Photo by Yevgeny Samarin, Mos.ru

Konstantin Stanislavsky and Vladimir Nemirovich-Danchenko established the Art Theatre in 1898. The creation of this theatre is closely linked with Chekhov’s work as a playwright. The famous Seagull became one of the most successful productions during the first season. Two years earlier, the play received a cool reception at the Alexandrinsky Theatre in St Petersburg. One year on, Stanislavsky and Nemirovich-Danchenko staged the play Uncle Vanya at the Moscow Art Theatre, followed by The Three Sisters in 1901 and The Cherry Orchard in 1904. Chekhov wrote the latter two for the Moscow Art Theatre’s company. Stanislavsky’s reform of the performing arts was implemented thanks to Chekhov’s works that perfectly matched the concept of authenticity, the first principle of theatrical realism. In 1989, 100 years after the debut of The Seagull, the theatre was named after Chekhov.

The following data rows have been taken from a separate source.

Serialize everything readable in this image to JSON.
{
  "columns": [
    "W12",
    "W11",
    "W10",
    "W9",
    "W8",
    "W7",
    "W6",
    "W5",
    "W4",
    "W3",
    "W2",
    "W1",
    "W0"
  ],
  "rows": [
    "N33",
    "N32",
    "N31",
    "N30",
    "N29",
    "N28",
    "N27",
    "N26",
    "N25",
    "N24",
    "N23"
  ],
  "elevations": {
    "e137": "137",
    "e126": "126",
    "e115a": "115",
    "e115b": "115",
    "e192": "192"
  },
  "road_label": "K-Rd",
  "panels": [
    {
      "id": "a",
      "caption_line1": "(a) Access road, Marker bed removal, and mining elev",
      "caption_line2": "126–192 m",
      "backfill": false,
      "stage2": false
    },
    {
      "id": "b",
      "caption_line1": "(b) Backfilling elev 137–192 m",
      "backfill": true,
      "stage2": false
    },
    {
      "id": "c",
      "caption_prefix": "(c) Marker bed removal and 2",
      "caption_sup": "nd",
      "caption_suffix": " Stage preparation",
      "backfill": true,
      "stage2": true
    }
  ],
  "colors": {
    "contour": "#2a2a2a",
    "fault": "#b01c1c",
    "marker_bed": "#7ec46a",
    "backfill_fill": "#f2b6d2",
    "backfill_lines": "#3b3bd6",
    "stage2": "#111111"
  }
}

Chekhov made a creative and material contribution to the history of the Moscow Art Theatre: He became one of the theatre’s shareholders when they started overhauling its building in Kamergersky Pereulok, due to house its main stage. The unique structure that opened in 1902 deserves special mention.  Fyodor Shekhtel worked on the renovation project. His drawings made it possible to decorate the entire building and all its rooms. In 1903, sculptor Anna Golubkina completed her famous high relief called The Swimmer on the building’s façade.

R. P. Sablin’s rental building

24 Leontyevsky Pereulok

Photo by Yevgeny Samarin, Mos.ru

In the early 20th century, this rental building belonged to merchant Abram Katyk. This is where Chekhov spent his last days in Moscow. In May 1904, he stayed there for several weeks before leaving for Germany on 2 June, where he passed away a month later.

Writer Nikolai Teleshov, a friend of Chekhov, had this to say about this sad period: “An extremely thin and seemingly small man with narrow shoulders and a narrow bloodless face was sitting on the sofa. He was either wearing a coat or a dressing gown, with a blanket covering his legs. Anton Chekhov was extremely thin, haggard and absolutely unrecognisable.”